= Matchmaker, Matchmaker =

Song from the musical Fiddler on the Roof

"Matchmaker, Matchmaker" is a song from the 1964 musical Fiddler on the Roof, with music by Jerry Bock and lyrics by Sheldon Harnick. The play was later made into a film in 1971. The story revolves around a poor Jewish milkman, Tevye, and his five daughters, as he attempts to maintain his Jewish traditions. His three eldest daughters marry, but each daughter's choice of husband moves further and further away from their traditions.

==Production==
BlueGobo explains "The sisters (including Bette Midler) sang "Matchmaker, Matchmaker" on the 1968 Tonys as part of a tribute to past Best Musical winners that were still running at the time."

==Synopsis==
Tevye and Golde's daughters sing about a matchmaker choosing a partner for them. Hodel and Chava sing excitedly about their future marriages, arranged by the matchmaker, Yente. However, Tzeitel, the eldest daughter, warns the others that, as they are from a poor family, they'll have to marry whoever Yente brings for them, regardless if it's an unhappy marriage. Towards the end of the song, the sisters quickly realise that they might rather remain on their own than marry just anybody.

==Analysis==
The blog Sermons From Seattle explains "The story [of Fiddler] is that the matchmaker is to meet with the mother and father and match their three daughters to prospective husbands. But the girls want to choose their own partners and not use the matchmaker. Traditions are changing. Those old traditions are beginning to crumble".

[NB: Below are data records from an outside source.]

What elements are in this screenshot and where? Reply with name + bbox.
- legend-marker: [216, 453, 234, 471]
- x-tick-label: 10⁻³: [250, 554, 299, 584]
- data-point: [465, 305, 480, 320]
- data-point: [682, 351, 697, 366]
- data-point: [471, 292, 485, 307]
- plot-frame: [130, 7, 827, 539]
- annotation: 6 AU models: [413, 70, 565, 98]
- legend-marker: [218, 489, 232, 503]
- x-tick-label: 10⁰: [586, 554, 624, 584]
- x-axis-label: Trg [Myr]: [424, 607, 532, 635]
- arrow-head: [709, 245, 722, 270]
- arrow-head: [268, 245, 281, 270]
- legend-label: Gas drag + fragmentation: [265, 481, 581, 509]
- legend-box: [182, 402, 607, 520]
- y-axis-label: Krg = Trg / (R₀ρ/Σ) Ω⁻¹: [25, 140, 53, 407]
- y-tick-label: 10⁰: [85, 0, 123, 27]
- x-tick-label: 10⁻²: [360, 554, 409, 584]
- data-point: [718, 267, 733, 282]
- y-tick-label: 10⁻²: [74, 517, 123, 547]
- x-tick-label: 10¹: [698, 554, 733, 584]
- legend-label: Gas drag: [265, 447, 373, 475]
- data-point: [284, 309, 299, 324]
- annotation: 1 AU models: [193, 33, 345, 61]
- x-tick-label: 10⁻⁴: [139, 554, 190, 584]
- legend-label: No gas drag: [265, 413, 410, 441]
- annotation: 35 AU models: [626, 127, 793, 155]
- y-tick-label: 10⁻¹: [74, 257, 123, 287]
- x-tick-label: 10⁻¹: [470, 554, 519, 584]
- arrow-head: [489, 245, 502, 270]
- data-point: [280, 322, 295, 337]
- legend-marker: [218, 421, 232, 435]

This song epitomises the more traditional views regarding this issue that the daughters question at the very beginning. As time passes, they begin to think for themselves and change the tradition.

==Critical reception==
AllMusic said the song was one of the "famous and now-standard songs" from the film. The Washington Times said it was the "big number" for "Tevye's forward-thinking daughters". The Washington Post describes the song as "eager". BroadwayWorld wrote it is a "good comic scene".

ChronicleLive's critic posited that "Matchmaker, Matchmaker, sung by the three rebellious older daughters, is just one of the fabulous musical numbers in this show". Star Tribune described it as "wistful". MostMetro said the song was "fun, graceful [and] typifies their close-knit sisterhood".